Here, Plaintiff's claims against Defendants arise from his alleged wrongful termination of employment in retaliation for making protected complaints that Burnison was sexually harassing and abusing female employees. Plaintiff contends that Defendants breached the 2007 Employment Agreement by terminating him without cause, failing to pay him incentive pay, and canceling certain benefits. Plaintiff's UCL claim is derivative of the breach of contract claim, re-alleging Defendant's failure to pay wages under an employment contract as an unfair business practice.

At a minimum, here, the second prong of Davila is not satisfied. The second prong presents the issue of whether "there is no other independent legal duty that is implicated by a defendant's actions." 542 U.S. at 210. "If there is some other independent legal duty beyond that imposed by an ERISA plan, a claim based on that duty is not completely preempted under § 502(a)(1) (B)." Marin, 581 F.3d at 949. As the Ninth Circuit explained in Marin:

It is not enough for complete preemption that the contract and tort claims "relate to" the underlying ERISA plan, or that ERISA § 502(a)(1)(B) may provide a similar remedy. The question under the second prong of Davila is whether the complaint relies on a legal duty that arises independently of ERISA.

Id. at 950. In Marin, the state-law claims based on the alleged oral contracts were not based on an obligation under an ERISA plan. Id. They were based on independent legal duties. Id.

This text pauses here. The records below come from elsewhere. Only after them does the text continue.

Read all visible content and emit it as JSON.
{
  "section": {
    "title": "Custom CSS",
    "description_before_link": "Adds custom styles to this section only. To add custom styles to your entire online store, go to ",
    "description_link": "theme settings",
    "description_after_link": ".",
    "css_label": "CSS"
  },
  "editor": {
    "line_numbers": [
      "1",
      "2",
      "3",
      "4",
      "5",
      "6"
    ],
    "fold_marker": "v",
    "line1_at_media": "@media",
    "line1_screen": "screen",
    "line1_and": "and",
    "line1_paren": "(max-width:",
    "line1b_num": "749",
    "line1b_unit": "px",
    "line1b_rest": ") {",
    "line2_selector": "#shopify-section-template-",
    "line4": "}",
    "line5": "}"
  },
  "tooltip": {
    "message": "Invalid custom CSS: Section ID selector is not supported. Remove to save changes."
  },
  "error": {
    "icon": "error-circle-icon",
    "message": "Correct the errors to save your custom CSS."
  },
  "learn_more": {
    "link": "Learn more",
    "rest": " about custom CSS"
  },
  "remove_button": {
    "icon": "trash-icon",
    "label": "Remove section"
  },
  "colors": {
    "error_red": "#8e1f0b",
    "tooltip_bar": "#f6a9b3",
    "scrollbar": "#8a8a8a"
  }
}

As in Marin, Plaintiff's "claims do not rely on, and are independent of, any duty under an ERISA plan." 581 F.3d at 949. Plaintiff contends that, under the 2007 Employment Agreement, if he were to be terminated without cause, he was due bonus pay, and other benefits deemed vested by the terms of the 2007 Employment Agreement. Defendants' contention that liability for breach of contract cannot be determined without reference to the terms of the ECAP is not persuasive. Indeed, Plaintiff's breach of contract and UCL claims are premised on the terms of the 2007 Employment Agreement, which is an agreement independent of the terms of Korn/Ferry's ECAP, and which endows Plaintiff with rights beyond those created by the ECAP. Plaintiff's breach of contract and UCL claims depend on interpretations of state law, and do not in any way require the interpretation of an ERISA plan administered by Defendants. For these reasons, Plaintiff's causes of action are based on an independent legal duty and do not satisfy the second prong of Davila.

Because Plaintiff's state-law claims are not completely preempted by ERISA, there are no federal causes of action to support removal. Accordingly, the Court GRANTS Plaintiff's Motion to Remand, and DENIES as moot Defendants' Motion to Dismiss.

IT IS HEREBY ORDERED that Plaintiff's Motion to Remand is GRANTED. (Dkt. No. 12) Defendants' Motion to Dismiss is DENIED as moot. (Dkt. No. 11).